Under Section 55.02 of the Code of Criminal Procedure, you must have your attorney file a Petition for Expunction with the district court in the county in which you were arrested or in the county where the alleged offense occurred. If you were found not guilty of an offense, you have 30 days to file your Petition with the district court in the county where the acquittal occurred.
When you file your Petition for Expunction, you are required to include certain information, including:
- Your full name
- Date of birth
- Driver’s license number
- Social Security number
- Address at the time you were arrested
- The offense you were charged with
- The date the alleged crime occurred
- The date you were arrested
- The name of the county or municipality where you were arrested
- The name of the agency that arrested you
- The case number and court where the charges were filed
- A list of any federal, state or private entities or organizations that you believe may have or have had access to the files in question
Once your Fort Bend County expunction attorney files the petition, the court will schedule a hearing within 30 days. Be aware that the Texas Department of Public Safety has the right to file an objection to your petition during this time.

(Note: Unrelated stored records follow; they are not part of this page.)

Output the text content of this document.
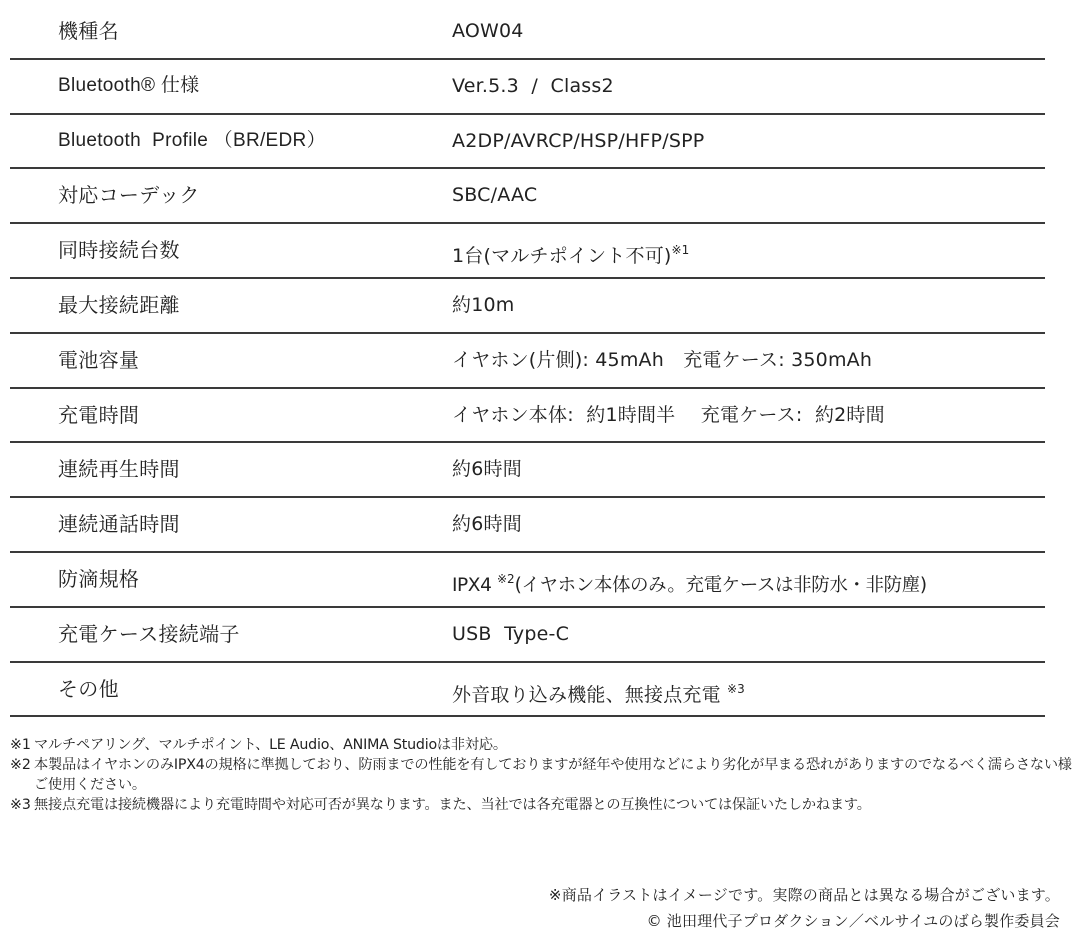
機種名	AOW04
Bluetooth® 仕様	Ver.5.3  /  Class2
Bluetooth  Profile （BR/EDR）	A2DP/AVRCP/HSP/HFP/SPP
対応コーデック	SBC/AAC
同時接続台数	1台(マルチポイント不可)$^{※1}$
最大接続距離	約10m
電池容量	イヤホン(片側): 45mAh　充電ケース: 350mAh
充電時間	イヤホン本体:  約1時間半　 充電ケース:  約2時間
連続再生時間	約6時間
連続通話時間	約6時間
防滴規格	IPX4 $^{※2}$(イヤホン本体のみ。充電ケースは非防水・非防塵)
充電ケース接続端子	USB  Type-C
その他	外音取り込み機能、無接点充電 $^{※3}$
※1 マルチペアリング、マルチポイント、LE Audio、ANIMA Studioは非対応。
※2 本製品はイヤホンのみIPX4の規格に準拠しており、防雨までの性能を有しておりますが経年や使用などにより劣化が早まる恐れがありますのでなるべく濡らさない様ご使用ください。
※3 無接点充電は接続機器により充電時間や対応可否が異なります。また、当社では各充電器との互換性については保証いたしかねます。
※商品イラストはイメージです。実際の商品とは異なる場合がございます。
© 池田理代子プロダクション／ベルサイユのばら製作委員会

If no objection is raised to the expunction and the court finds that you are eligible, you will need to present a separate Order of Expunction for the judge to sign. A copy of the signed order must then be distributed to any and all agencies or entities that may have any files relating to the records being expunged. Upon receiving a copy of the expunction order, the records must either be deleted or returned to the clerk of court to be destroyed.
Should any individual attempt to disseminate information about your criminal history after your record has been expunged, that person may be charged with a Class B misdemeanor.